The capability footprint differs most on function calling: DeepSeek V3, tool use: DeepSeek V3, and structured outputs: DeepSeek V3. Both models share the core language-model surface, so the practical split is not just feature count. Use those differences to decide whether the page is about raw model quality, agentic coding support, multimodal ingestion, or predictable structured API behavior.
For cost, DeepSeek V3 lists $0.10/1M input and $0.30/1M output tokens on the cheapest tracked provider, while Qwen2.5-72B lists $0.20/1M input and $0.60/1M output tokens on the cheapest tracked provider. A 70/30 input-output blend puts DeepSeek V3 lower by about $0.16 per million blended tokens. Availability is 13 providers versus 2, so concentration risk also matters.
Choose DeepSeek V3 when provider fit, lower input-token cost, and broader provider choice are central to the workload. Choose Qwen2.5-72B when long-context analysis and larger context windows are more important. For production, rerun your own prompts through the exact provider, region, and tool stack you plan to ship.
FAQ
Which has a larger context window, DeepSeek V3 or Qwen2.5-72B?
Qwen2.5-72B supports 128k tokens, while DeepSeek V3 supports 64k tokens. That gap matters most for long documents, large codebases, retrieval-heavy agents, and conversations where earlier context must remain visible. Use this as a quick comparison signal, then confirm the provider-specific limits before committing to production.

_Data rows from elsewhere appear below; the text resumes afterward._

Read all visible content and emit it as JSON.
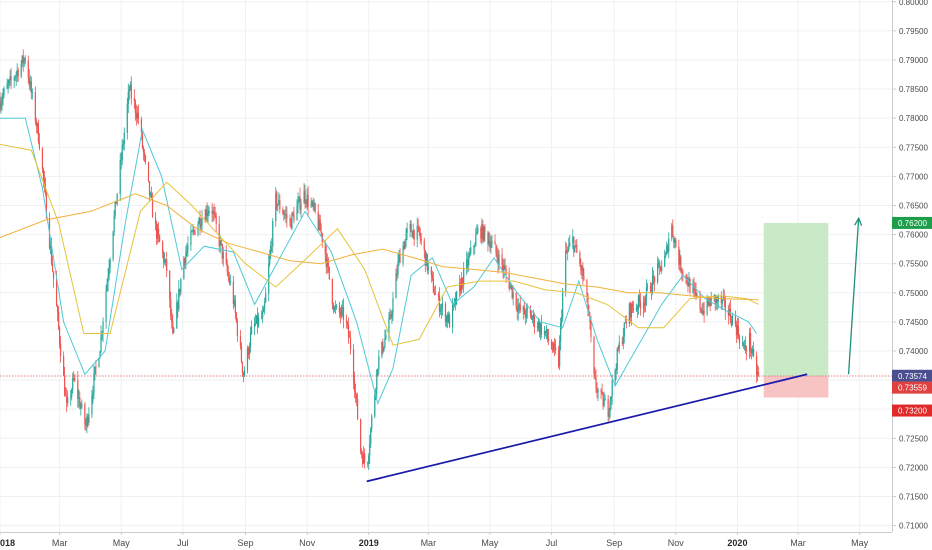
{
  "chart_data": {
    "type": "candlestick",
    "x_labels": [
      {
        "label": "018",
        "date": "2018-01-01",
        "major": true
      },
      {
        "label": "Mar",
        "date": "2018-03-01",
        "major": false
      },
      {
        "label": "May",
        "date": "2018-05-01",
        "major": false
      },
      {
        "label": "Jul",
        "date": "2018-07-01",
        "major": false
      },
      {
        "label": "Sep",
        "date": "2018-09-01",
        "major": false
      },
      {
        "label": "Nov",
        "date": "2018-11-01",
        "major": false
      },
      {
        "label": "2019",
        "date": "2019-01-01",
        "major": true
      },
      {
        "label": "Mar",
        "date": "2019-03-01",
        "major": false
      },
      {
        "label": "May",
        "date": "2019-05-01",
        "major": false
      },
      {
        "label": "Jul",
        "date": "2019-07-01",
        "major": false
      },
      {
        "label": "Sep",
        "date": "2019-09-01",
        "major": false
      },
      {
        "label": "Nov",
        "date": "2019-11-01",
        "major": false
      },
      {
        "label": "2020",
        "date": "2020-01-01",
        "major": true
      },
      {
        "label": "Mar",
        "date": "2020-03-01",
        "major": false
      },
      {
        "label": "May",
        "date": "2020-05-01",
        "major": false
      }
    ],
    "y_ticks": [
      "0.80000",
      "0.79500",
      "0.79000",
      "0.78500",
      "0.78000",
      "0.77500",
      "0.77000",
      "0.76500",
      "0.76000",
      "0.75500",
      "0.75000",
      "0.74500",
      "0.74000",
      "0.73500",
      "0.73000",
      "0.72500",
      "0.72000",
      "0.71500",
      "0.71000"
    ],
    "ylim": [
      0.7089,
      0.8003
    ],
    "xlim": [
      "2018-01-01",
      "2020-06-02"
    ],
    "grid": true,
    "price_keypoints": [
      {
        "date": "2018-01-01",
        "close": 0.783
      },
      {
        "date": "2018-01-26",
        "close": 0.7905
      },
      {
        "date": "2018-02-09",
        "close": 0.776
      },
      {
        "date": "2018-02-25",
        "close": 0.749
      },
      {
        "date": "2018-03-08",
        "close": 0.73
      },
      {
        "date": "2018-03-15",
        "close": 0.735
      },
      {
        "date": "2018-03-27",
        "close": 0.727
      },
      {
        "date": "2018-04-10",
        "close": 0.741
      },
      {
        "date": "2018-04-22",
        "close": 0.76
      },
      {
        "date": "2018-05-01",
        "close": 0.773
      },
      {
        "date": "2018-05-09",
        "close": 0.785
      },
      {
        "date": "2018-05-18",
        "close": 0.78
      },
      {
        "date": "2018-05-27",
        "close": 0.769
      },
      {
        "date": "2018-06-04",
        "close": 0.761
      },
      {
        "date": "2018-06-15",
        "close": 0.754
      },
      {
        "date": "2018-06-21",
        "close": 0.742
      },
      {
        "date": "2018-07-02",
        "close": 0.756
      },
      {
        "date": "2018-07-15",
        "close": 0.762
      },
      {
        "date": "2018-07-29",
        "close": 0.765
      },
      {
        "date": "2018-08-10",
        "close": 0.756
      },
      {
        "date": "2018-08-19",
        "close": 0.75
      },
      {
        "date": "2018-08-30",
        "close": 0.736
      },
      {
        "date": "2018-09-08",
        "close": 0.744
      },
      {
        "date": "2018-09-19",
        "close": 0.746
      },
      {
        "date": "2018-10-01",
        "close": 0.766
      },
      {
        "date": "2018-10-15",
        "close": 0.762
      },
      {
        "date": "2018-10-29",
        "close": 0.767
      },
      {
        "date": "2018-11-08",
        "close": 0.764
      },
      {
        "date": "2018-11-17",
        "close": 0.759
      },
      {
        "date": "2018-11-28",
        "close": 0.747
      },
      {
        "date": "2018-12-08",
        "close": 0.746
      },
      {
        "date": "2018-12-15",
        "close": 0.74
      },
      {
        "date": "2018-12-24",
        "close": 0.723
      },
      {
        "date": "2018-12-30",
        "close": 0.72
      },
      {
        "date": "2019-01-10",
        "close": 0.738
      },
      {
        "date": "2019-01-22",
        "close": 0.745
      },
      {
        "date": "2019-01-31",
        "close": 0.756
      },
      {
        "date": "2019-02-10",
        "close": 0.761
      },
      {
        "date": "2019-02-20",
        "close": 0.76
      },
      {
        "date": "2019-03-01",
        "close": 0.754
      },
      {
        "date": "2019-03-09",
        "close": 0.749
      },
      {
        "date": "2019-03-22",
        "close": 0.745
      },
      {
        "date": "2019-04-05",
        "close": 0.753
      },
      {
        "date": "2019-04-20",
        "close": 0.761
      },
      {
        "date": "2019-05-01",
        "close": 0.759
      },
      {
        "date": "2019-05-15",
        "close": 0.754
      },
      {
        "date": "2019-05-30",
        "close": 0.747
      },
      {
        "date": "2019-06-10",
        "close": 0.746
      },
      {
        "date": "2019-06-25",
        "close": 0.743
      },
      {
        "date": "2019-07-08",
        "close": 0.738
      },
      {
        "date": "2019-07-14",
        "close": 0.756
      },
      {
        "date": "2019-07-22",
        "close": 0.759
      },
      {
        "date": "2019-08-01",
        "close": 0.753
      },
      {
        "date": "2019-08-07",
        "close": 0.746
      },
      {
        "date": "2019-08-12",
        "close": 0.735
      },
      {
        "date": "2019-08-18",
        "close": 0.732
      },
      {
        "date": "2019-08-26",
        "close": 0.73
      },
      {
        "date": "2019-09-05",
        "close": 0.74
      },
      {
        "date": "2019-09-16",
        "close": 0.747
      },
      {
        "date": "2019-10-01",
        "close": 0.749
      },
      {
        "date": "2019-10-12",
        "close": 0.753
      },
      {
        "date": "2019-10-22",
        "close": 0.756
      },
      {
        "date": "2019-10-27",
        "close": 0.762
      },
      {
        "date": "2019-11-05",
        "close": 0.755
      },
      {
        "date": "2019-11-18",
        "close": 0.75
      },
      {
        "date": "2019-11-28",
        "close": 0.747
      },
      {
        "date": "2019-12-08",
        "close": 0.749
      },
      {
        "date": "2019-12-18",
        "close": 0.748
      },
      {
        "date": "2019-12-29",
        "close": 0.745
      },
      {
        "date": "2020-01-08",
        "close": 0.74
      },
      {
        "date": "2020-01-13",
        "close": 0.742
      },
      {
        "date": "2020-01-18",
        "close": 0.737
      },
      {
        "date": "2020-01-22",
        "close": 0.7357
      }
    ],
    "moving_averages": [
      {
        "color": "#4ec9d8",
        "points": [
          {
            "date": "2018-01-01",
            "value": 0.78
          },
          {
            "date": "2018-01-26",
            "value": 0.78
          },
          {
            "date": "2018-02-12",
            "value": 0.768
          },
          {
            "date": "2018-03-05",
            "value": 0.745
          },
          {
            "date": "2018-03-26",
            "value": 0.736
          },
          {
            "date": "2018-04-15",
            "value": 0.74
          },
          {
            "date": "2018-05-05",
            "value": 0.762
          },
          {
            "date": "2018-05-22",
            "value": 0.778
          },
          {
            "date": "2018-06-10",
            "value": 0.77
          },
          {
            "date": "2018-06-30",
            "value": 0.754
          },
          {
            "date": "2018-07-22",
            "value": 0.758
          },
          {
            "date": "2018-08-20",
            "value": 0.757
          },
          {
            "date": "2018-09-10",
            "value": 0.748
          },
          {
            "date": "2018-10-05",
            "value": 0.756
          },
          {
            "date": "2018-10-30",
            "value": 0.764
          },
          {
            "date": "2018-11-25",
            "value": 0.757
          },
          {
            "date": "2018-12-20",
            "value": 0.745
          },
          {
            "date": "2019-01-10",
            "value": 0.731
          },
          {
            "date": "2019-01-25",
            "value": 0.737
          },
          {
            "date": "2019-02-12",
            "value": 0.753
          },
          {
            "date": "2019-03-05",
            "value": 0.756
          },
          {
            "date": "2019-03-25",
            "value": 0.748
          },
          {
            "date": "2019-04-15",
            "value": 0.751
          },
          {
            "date": "2019-05-05",
            "value": 0.756
          },
          {
            "date": "2019-05-28",
            "value": 0.75
          },
          {
            "date": "2019-06-20",
            "value": 0.745
          },
          {
            "date": "2019-07-12",
            "value": 0.744
          },
          {
            "date": "2019-07-28",
            "value": 0.752
          },
          {
            "date": "2019-08-15",
            "value": 0.742
          },
          {
            "date": "2019-09-02",
            "value": 0.734
          },
          {
            "date": "2019-09-25",
            "value": 0.741
          },
          {
            "date": "2019-10-18",
            "value": 0.748
          },
          {
            "date": "2019-11-08",
            "value": 0.753
          },
          {
            "date": "2019-11-30",
            "value": 0.749
          },
          {
            "date": "2019-12-20",
            "value": 0.747
          },
          {
            "date": "2020-01-12",
            "value": 0.745
          },
          {
            "date": "2020-01-20",
            "value": 0.743
          }
        ]
      },
      {
        "color": "#e6c33a",
        "points": [
          {
            "date": "2018-01-01",
            "value": 0.7755
          },
          {
            "date": "2018-02-01",
            "value": 0.7745
          },
          {
            "date": "2018-02-28",
            "value": 0.762
          },
          {
            "date": "2018-03-25",
            "value": 0.743
          },
          {
            "date": "2018-04-20",
            "value": 0.743
          },
          {
            "date": "2018-05-20",
            "value": 0.764
          },
          {
            "date": "2018-06-15",
            "value": 0.769
          },
          {
            "date": "2018-07-10",
            "value": 0.765
          },
          {
            "date": "2018-08-05",
            "value": 0.76
          },
          {
            "date": "2018-09-01",
            "value": 0.755
          },
          {
            "date": "2018-10-01",
            "value": 0.751
          },
          {
            "date": "2018-11-01",
            "value": 0.756
          },
          {
            "date": "2018-12-01",
            "value": 0.761
          },
          {
            "date": "2018-12-28",
            "value": 0.754
          },
          {
            "date": "2019-01-25",
            "value": 0.741
          },
          {
            "date": "2019-02-20",
            "value": 0.742
          },
          {
            "date": "2019-03-20",
            "value": 0.751
          },
          {
            "date": "2019-04-20",
            "value": 0.752
          },
          {
            "date": "2019-05-25",
            "value": 0.752
          },
          {
            "date": "2019-06-25",
            "value": 0.7505
          },
          {
            "date": "2019-07-25",
            "value": 0.75
          },
          {
            "date": "2019-08-25",
            "value": 0.748
          },
          {
            "date": "2019-09-25",
            "value": 0.744
          },
          {
            "date": "2019-10-20",
            "value": 0.744
          },
          {
            "date": "2019-11-15",
            "value": 0.749
          },
          {
            "date": "2019-12-15",
            "value": 0.7495
          },
          {
            "date": "2020-01-10",
            "value": 0.749
          },
          {
            "date": "2020-01-22",
            "value": 0.748
          }
        ]
      },
      {
        "color": "#f0b23a",
        "points": [
          {
            "date": "2018-01-01",
            "value": 0.7595
          },
          {
            "date": "2018-02-15",
            "value": 0.7625
          },
          {
            "date": "2018-04-01",
            "value": 0.764
          },
          {
            "date": "2018-05-15",
            "value": 0.767
          },
          {
            "date": "2018-06-15",
            "value": 0.765
          },
          {
            "date": "2018-07-15",
            "value": 0.761
          },
          {
            "date": "2018-08-15",
            "value": 0.7585
          },
          {
            "date": "2018-09-15",
            "value": 0.757
          },
          {
            "date": "2018-10-15",
            "value": 0.7555
          },
          {
            "date": "2018-11-15",
            "value": 0.755
          },
          {
            "date": "2018-12-15",
            "value": 0.7565
          },
          {
            "date": "2019-01-15",
            "value": 0.7575
          },
          {
            "date": "2019-02-15",
            "value": 0.756
          },
          {
            "date": "2019-03-15",
            "value": 0.7545
          },
          {
            "date": "2019-04-15",
            "value": 0.754
          },
          {
            "date": "2019-05-15",
            "value": 0.7535
          },
          {
            "date": "2019-06-15",
            "value": 0.7525
          },
          {
            "date": "2019-07-15",
            "value": 0.7515
          },
          {
            "date": "2019-08-15",
            "value": 0.751
          },
          {
            "date": "2019-09-15",
            "value": 0.75
          },
          {
            "date": "2019-10-15",
            "value": 0.75
          },
          {
            "date": "2019-11-15",
            "value": 0.7495
          },
          {
            "date": "2019-12-15",
            "value": 0.749
          },
          {
            "date": "2020-01-22",
            "value": 0.7488
          }
        ]
      }
    ],
    "trendline": {
      "color": "#1a1aaa",
      "start": {
        "date": "2018-12-30",
        "value": 0.7176
      },
      "end": {
        "date": "2020-03-10",
        "value": 0.736
      }
    },
    "position": {
      "start": "2020-01-27",
      "end": "2020-03-31",
      "target": 0.762,
      "entry": 0.7357,
      "stop": 0.732,
      "profit_color": "#c8eac6",
      "loss_color": "#f7c3c3"
    },
    "arrow": {
      "color": "#1e8f7a",
      "start": {
        "date": "2020-04-20",
        "value": 0.736
      },
      "end": {
        "date": "2020-04-30",
        "value": 0.7628
      }
    },
    "price_line": {
      "value": 0.7357,
      "color": "#e05a5a"
    },
    "price_tags": [
      {
        "label": "0.76200",
        "value": 0.762,
        "color": "#1e9e4a"
      },
      {
        "label": "0.73574",
        "value": 0.73574,
        "color": "#4b4f8f"
      },
      {
        "label": "0.73559",
        "value": 0.73559,
        "color": "#e04040"
      },
      {
        "label": "0.73200",
        "value": 0.732,
        "color": "#e02a2a"
      }
    ],
    "up_color": "#26a69a",
    "down_color": "#ef5350"
  }
}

Which is cheaper, DeepSeek V3 or Qwen2.5-72B?
DeepSeek V3 is cheaper on tracked token pricing. DeepSeek V3 costs $0.10/1M input and $0.30/1M output tokens. Qwen2.5-72B costs $0.20/1M input and $0.60/1M output tokens. Provider discounts or batch pricing can still change the final bill.
Is DeepSeek V3 or Qwen2.5-72B open source?
DeepSeek V3 is listed under MIT. Qwen2.5-72B is listed under Apache 2.0. License labels affect whether you can self-host, redistribute weights, or rely only on hosted APIs, so confirm the upstream license before deployment.
Which is better for function calling, DeepSeek V3 or Qwen2.5-72B?
DeepSeek V3 has the clearer documented function calling signal in this comparison. If function calling is mission-critical, validate it against the provider endpoint because model-level support and API-level exposure can differ.
Which is better for tool use, DeepSeek V3 or Qwen2.5-72B?
DeepSeek V3 has the clearer documented tool use signal in this comparison. If tool use is mission-critical, validate it against the provider endpoint because model-level support and API-level exposure can differ.
Where can I run DeepSeek V3 and Qwen2.5-72B?
DeepSeek V3 is available on DeepInfra, Fireworks AI, DeepSeek Platform, Microsoft Foundry, and OpenRouter. Qwen2.5-72B is available on Fireworks AI and Bitdeer AI. Provider coverage can affect latency, region availability, compliance posture, and fallback options.
Continue comparing
Last reviewed: 2026-05-22. Data sourced from public model cards and provider documentation.